Über die Trauerfeier von Eisner schreibt Michael Brenner: «Die Trauerfeier für den ermordeten bayerischen Ministerpräsidenten Kurt Eisner am 26. Februar 1919 auf dem St. Martinsplatz vor dem Münchner Ostfriedhof war ein Ereignis, das in der Geschichte des deutschen Judentums einmalig dasteht. Ein jüdischer Deutscher, der wenig später selbst Regierungsverantwortung in der bayerischen Räterepublik übernehmen sollte, hielt die Grabrede auf einen jüdischen Ministerpräsidenten, der drei Monate zuvor die sieben Jahrhunderte regierende Dynastie der Wittelsbacher gestürzt hatte. Beide hatten sich schon lange von der Religion ihrer Vorfahren losgesagt, und doch wussten beide genau, dass sie ihre Bande mit der jüdischen Gemeinschaft nicht lösen konnten. So hielt Gustav Landauer, einer der engsten Weggefährten Eisners und im April 1919 Volkskommissar für Volksaufklärung, Unterricht, Wissenschaft und Künste, es für angebracht, am Sarg des ermordeten bayerischen Ministerpräsidenten, vor Tausenden Trauergästen, darauf zu verweisen, wer Kurt Eisner gewesen ist: »Kurt Eisner, der Jude, war ein Prophet, weil er mit den Armen und Getretenen fühlte und die Möglichkeit, die Notwendigkeit schaute, der Not und Knechtung ein Ende zu machen.«

Kurt Eisner, der Jude. Meistens waren es seine Feinde, die ihm seine Herkunft unter die Nase rieben. Ein ganzes Konvolut wüster antisemitischer Beschimpfungen findet sich im Nachlass Eisners.
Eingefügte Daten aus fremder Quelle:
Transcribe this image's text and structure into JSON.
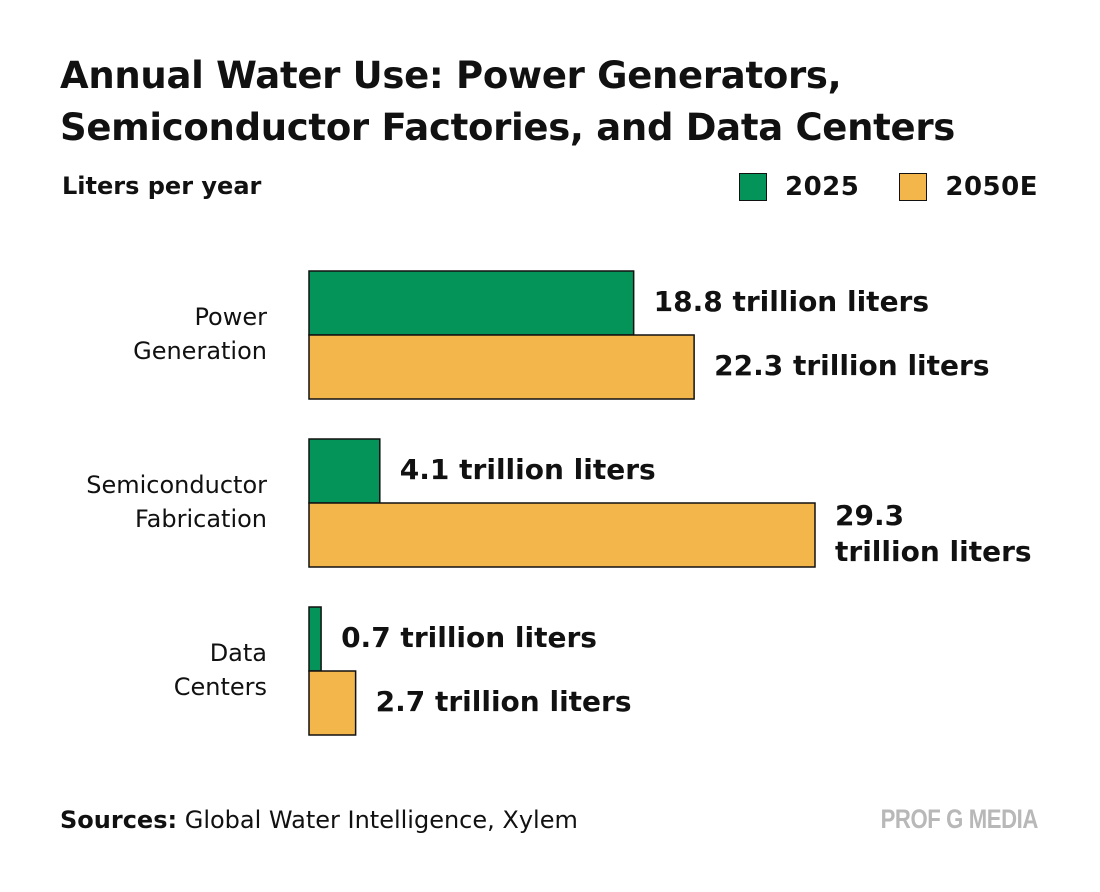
{
  "title_lines": [
    "Annual Water Use: Power Generators,",
    "Semiconductor Factories, and Data Centers"
  ],
  "subtitle": "Liters per year",
  "legend": [
    {
      "label": "2025",
      "color": "#049359"
    },
    {
      "label": "2050E",
      "color": "#F2B64A"
    }
  ],
  "chart_data": {
    "type": "bar",
    "orientation": "horizontal",
    "title": "Annual Water Use: Power Generators, Semiconductor Factories, and Data Centers",
    "ylabel": "Liters per year",
    "categories": [
      [
        "Power",
        "Generation"
      ],
      [
        "Semiconductor",
        "Fabrication"
      ],
      [
        "Data",
        "Centers"
      ]
    ],
    "series": [
      {
        "name": "2025",
        "color": "#049359",
        "values": [
          18.8,
          4.1,
          0.7
        ],
        "labels": [
          [
            "18.8 trillion liters"
          ],
          [
            "4.1 trillion liters"
          ],
          [
            "0.7 trillion liters"
          ]
        ]
      },
      {
        "name": "2050E",
        "color": "#F2B64A",
        "values": [
          22.3,
          29.3,
          2.7
        ],
        "labels": [
          [
            "22.3 trillion liters"
          ],
          [
            "29.3",
            "trillion liters"
          ],
          [
            "2.7 trillion liters"
          ]
        ]
      }
    ],
    "xlim": [
      0,
      29.3
    ],
    "unit": "trillion liters",
    "grid": false,
    "legend": "top-right"
  },
  "footer": {
    "label": "Sources:",
    "text": "Global Water Intelligence, Xylem"
  },
  "brand": "PROF G MEDIA"
}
Landauer, der nur wenig später grausam ermordet wurde, ging es kaum besser, ebenso den anderen jüdischen Trägern und Gegnern dieser
Revolution und ihrer Nachbeben. Doch auch unter den Juden selbst war die jüdische Herkunft vieler Revolutionäre ein heftig diskutiertes Thema. In ihrer Mehrzahl waren sie entschiedene Gegner der Revolution oder standen ihr zumindest mit der Sorge gegenüber, sie müssten am Ende den Preis für die Taten der Eisners und Landauers zahlen. Der Philosoph Martin Buber, ein enger Freund Landauers und ein Bewunderer Eisners, hatte München auf Einladung Landauers im Februar 1919 besucht. Er reiste am Tag der Ermordung Eisners ab und fasste den Eindruck seines Besuchs in München so zusammen: »Eisner hatte in die Dämonie seiner zwiegespaltenen Judenseele hineingesehen, das Verhängnis strahlte aus seiner Glätte hervor, er war gezeichnet. Landauer wahrte sich mit äußerster Anstrengung der Seele den Glauben an ihn und deckte ihn, ein Schildträger von erschütternder Selbstverleugnung. Das Ganze eine namenlose jüdische Tragödie.«

In München gab es seit 1918 die «Thule-Gesellschaft», ab 1919 das Freikorps von Franz Ritter von Epp und im Februar 1920 gründete sich die NSDAP. Das war die Vorahnung. München wurde später von den Nazis «Stadt der Bewegung» genannt, Thomas Mann nannte sie bereits 1923 die «Stadt Hitlers».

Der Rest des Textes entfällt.